Apparently this is now some sort of crime. Granted, Dark Shadows is no Ed Wood or Big Fish, but it doesn’t wallow in Burtonian excess the way that the more successful (as far as the box office goes) Charlie And The Chocolate Factory or the mega-successful Alice In Wonderland did. But judging by the reaction out there on Twitter and other “social media” sites, you’d think this was somehow the nadir or Burton’s career (how quickly we seem to forget Mars Attacks!) — in fact, it seems to be generating as much overly-malignant hatred as The Avengers is generating overly-effusive praise. But hell, at least this movie is recognizably the work of a singular creative vision (albeit not one operating at its peak) rather than pure CGI assembly-line product that could have been directed by any of dozens of different self-styled “action auteurs” (I’ve said it before and I’ll say it again — if The Avengers had been helmed by Jon Favreau, it would essentially be no different) who are ultimately as interchangeable as the material they produce.

The cast is the usual mix of Burton way-more-than-regulars (Johnny Depp in the title role of Barnabas Collins, Helena Bonham Carter as family doctor/lush Julia Hoffman, Christopher Lee in a terrific cameo — as opposed to his pointless quick turn in The Wicker Tree — as an “old man of the sea”-type), talented, well-cast veterans (Michelle Pfeiffer as tired family matriarch Elizabeth Collins Stoddard, Jackie Earle Haley as the hapless Willie Loomis) and up-and-coming talents (Eva Green as Barnabas’ principal object of love/hate, Angelique Bouchard, Bella Heathcote as his principal object of love only, Victoria Winters, Jonny Lee Miller as weak-willed family weasel  Roger Collins, Chloe Grace Moretz  doing her teen-with-a-‘tude thing as Carolyn Soddard), and while none are giving what could in any way be called inspired turns, all are solid and dependable.

As is the story, an uncomplicated affair about Barnabas emerging from the grave, vamped to the hilt, in the early 70s to help his fallen-on-hard-times clan rebuild their fishing and canning empire in the face of rival competition that’s equally supernatural in origin, with a little bit of reincarnation-themed romance thrown in for good measure.
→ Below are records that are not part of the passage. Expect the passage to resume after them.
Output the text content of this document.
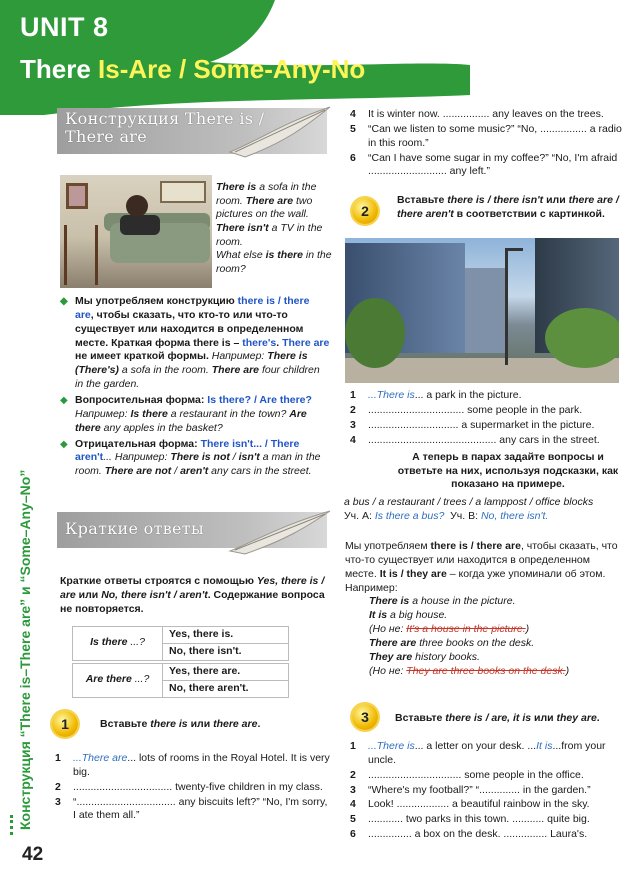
UNIT 8
There Is-Are / Some-Any-No
Конструкция “There is–There are” и “Some–Any–No”
42
Конструкция There is /
There are
There is a sofa in the room. There are two pictures on the wall. There isn't a TV in the room.
What else is there in the room?
◆ Мы употребляем конструкцию there is / there are, чтобы сказать, что кто-то или что-то существует или находится в определенном месте. Краткая форма there is – there's. There are не имеет краткой формы. Например: There is (There's) a sofa in the room. There are four children in the garden.
◆ Вопросительная форма: Is there? / Are there? Например: Is there a restaurant in the town? Are there any apples in the basket?
◆ Отрицательная форма: There isn't... / There aren't... Например: There is not / isn't a man in the room. There are not / aren't any cars in the street.
Краткие ответы
Краткие ответы строятся с помощью Yes, there is / are или No, there isn't / aren't. Содержание вопроса не повторяется.
Is there ...?	Yes, there is.
No, there isn't.
Are there ...?	Yes, there are.
No, there aren't.
1	Вставьте there is или there are.
1 ...There are... lots of rooms in the Royal Hotel. It is very big.
2 .................................. twenty-five children in my class.
3 “.................................. any biscuits left?” “No, I'm sorry, I ate them all.”
4 It is winter now. ................ any leaves on the trees.
5 “Can we listen to some music?” “No, ................ a radio in this room.”
6 “Can I have some sugar in my coffee?” “No, I'm afraid ........................... any left.”
2
Вставьте there is / there isn't или there are / there aren't в соответствии с картинкой.
1 ...There is... a park in the picture.
2 ................................. some people in the park.
3 ............................... a supermarket in the picture.
4 ............................................ any cars in the street.
А теперь в парах задайте вопросы и ответьте на них, используя подсказки, как показано на примере.
a bus / a restaurant / trees / a lamppost / office blocks
Уч. А: Is there a bus? Уч. В: No, there isn't.
Мы употребляем there is / there are, чтобы сказать, что что-то существует или находится в определенном месте. It is / they are – когда уже упоминали об этом. Например:
There is a house in the picture.
It is a big house.
(Но не: It's a house in the picture.)
There are three books on the desk.
They are history books.
(Но не: They are three books on the desk.)
3	Вставьте there is / are, it is или they are.
1 ...There is... a letter on your desk. ...It is...from your uncle.
2 ................................ some people in the office.
3 “Where's my football?” “.............. in the garden.”
4 Look! .................. a beautiful rainbow in the sky.
5 ............ two parks in this town. ........... quite big.
6 ............... a box on the desk. ............... Laura's.
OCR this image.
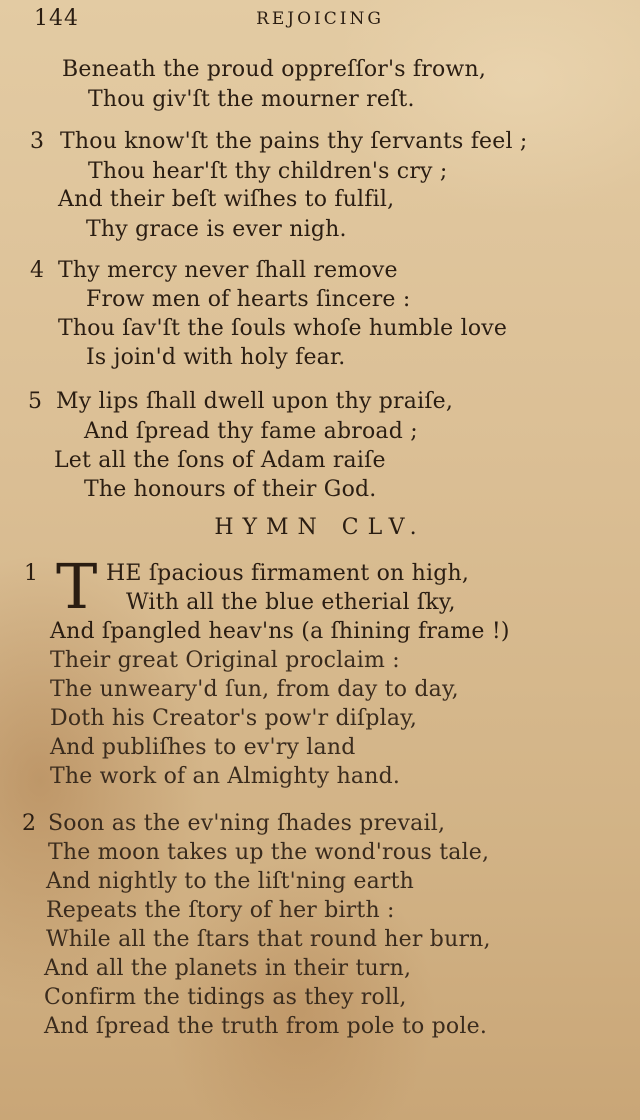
144	REJOICING
Beneath the proud oppreſſor's frown,
Thou giv'ſt the mourner reſt.
3 Thou know'ſt the pains thy ſervants feel ;
Thou hear'ſt thy children's cry ;
And their beſt wiſhes to fulfil,
Thy grace is ever nigh.
4 Thy mercy never ſhall remove
Frow men of hearts ſincere :
Thou ſav'ſt the ſouls whoſe humble love
Is join'd with holy fear.
5 My lips ſhall dwell upon thy praiſe,
And ſpread thy fame abroad ;
Let all the ſons of Adam raiſe
The honours of their God.
HYMN CLV.
1 T HE ſpacious firmament on high,
With all the blue etherial ſky,
And ſpangled heav'ns (a ſhining frame !)
Their great Original proclaim :
The unweary'd ſun, from day to day,
Doth his Creator's pow'r diſplay,
And publiſhes to ev'ry land
The work of an Almighty hand.
2 Soon as the ev'ning ſhades prevail,
The moon takes up the wond'rous tale,
And nightly to the liſt'ning earth
Repeats the ſtory of her birth :
While all the ſtars that round her burn,
And all the planets in their turn,
Confirm the tidings as they roll,
And ſpread the truth from pole to pole.
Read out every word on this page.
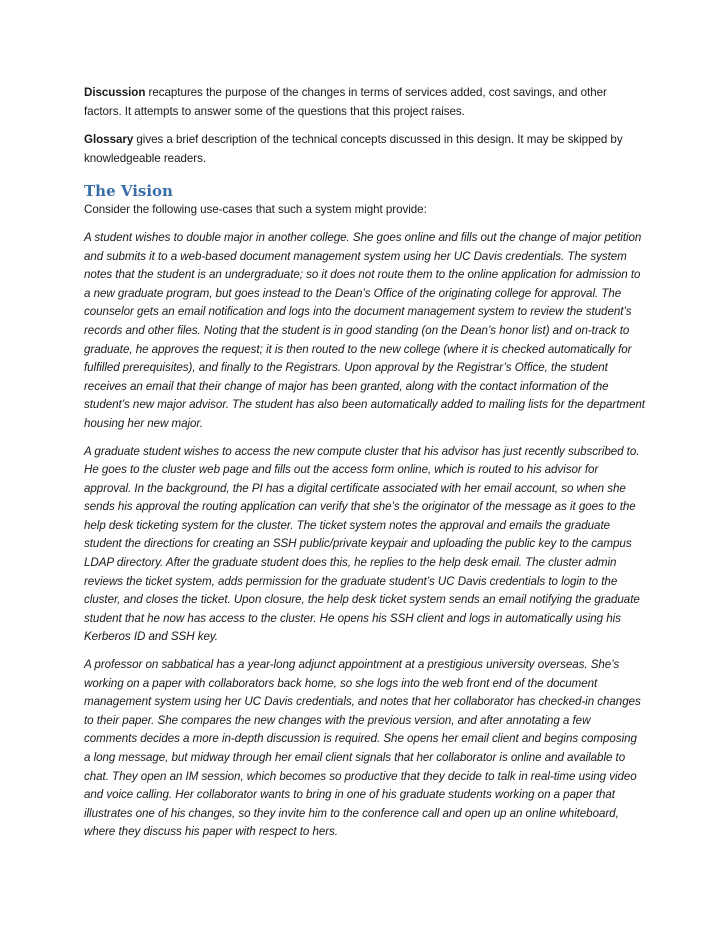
Discussion recaptures the purpose of the changes in terms of services added, cost savings, and other factors. It attempts to answer some of the questions that this project raises.

Glossary gives a brief description of the technical concepts discussed in this design. It may be skipped by knowledgeable readers.

The Vision

Consider the following use-cases that such a system might provide:

A student wishes to double major in another college. She goes online and fills out the change of major petition and submits it to a web-based document management system using her UC Davis credentials. The system notes that the student is an undergraduate; so it does not route them to the online application for admission to a new graduate program, but goes instead to the Dean’s Office of the originating college for approval. The counselor gets an email notification and logs into the document management system to review the student’s records and other files. Noting that the student is in good standing (on the Dean’s honor list) and on-track to graduate, he approves the request; it is then routed to the new college (where it is checked automatically for fulfilled prerequisites), and finally to the Registrars. Upon approval by the Registrar’s Office, the student receives an email that their change of major has been granted, along with the contact information of the student’s new major advisor. The student has also been automatically added to mailing lists for the department housing her new major.

A graduate student wishes to access the new compute cluster that his advisor has just recently subscribed to. He goes to the cluster web page and fills out the access form online, which is routed to his advisor for approval. In the background, the PI has a digital certificate associated with her email account, so when she sends his approval the routing application can verify that she’s the originator of the message as it goes to the help desk ticketing system for the cluster. The ticket system notes the approval and emails the graduate student the directions for creating an SSH public/private keypair and uploading the public key to the campus LDAP directory. After the graduate student does this, he replies to the help desk email. The cluster admin reviews the ticket system, adds permission for the graduate student’s UC Davis credentials to login to the cluster, and closes the ticket. Upon closure, the help desk ticket system sends an email notifying the graduate student that he now has access to the cluster. He opens his SSH client and logs in automatically using his Kerberos ID and SSH key.

A professor on sabbatical has a year-long adjunct appointment at a prestigious university overseas. She’s working on a paper with collaborators back home, so she logs into the web front end of the document management system using her UC Davis credentials, and notes that her collaborator has checked-in changes to their paper. She compares the new changes with the previous version, and after annotating a few comments decides a more in-depth discussion is required. She opens her email client and begins composing a long message, but midway through her email client signals that her collaborator is online and available to chat. They open an IM session, which becomes so productive that they decide to talk in real-time using video and voice calling. Her collaborator wants to bring in one of his graduate students working on a paper that illustrates one of his changes, so they invite him to the conference call and open up an online whiteboard, where they discuss his paper with respect to hers.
It’s hardly demanding stuff, of course, but it’s perfectly suited to function as precisely what it is — a distracted afternoon’s or evening’s summer lightweight entertainment. Joss Whedon does this with a team of super-heroes and we call him a genius. Tim Burton does it with harmless comic vampires and we say he’s jumped the shark. Go figure.

All of which goes to show nothing so much as the herd mentality so prevalent amongst today’s film-buff “community.” In truth, both Dark Shadows and The Avengers are cut from remarkably similar cloth — throwaway big-budget diversionary fare that demands nothing of its audience and gives you pretty much exactly what you figure to be in for when you buy your ticket. One is being praised for it because, hey, other people immediately started talking about how good it is, and one is reviled because, hey, other people immediately started talking about how stupid it was. But you know what? At least Dark Shadows has no pretense of being anything other than precisely what it is, and no army of zombies (or vampires) doing its studios’ dirty work for it and publicizing it like mad for free.

I freely admit that might be a big reason why I actually enjoyed this a little more than Marvel’s billion-dollar-bonanza, and I also freely admit that actions taking place off-screen should , by all rights, play absolutely no part in how I react to what’s taking place on-screen. But it’s not a perfect world. And Dark Shadows is far from a perfect film. But I ended up liking it it a lot more than I was honestly expecting to — and if you go into it with an open mind, who knows? Maybe you will, too.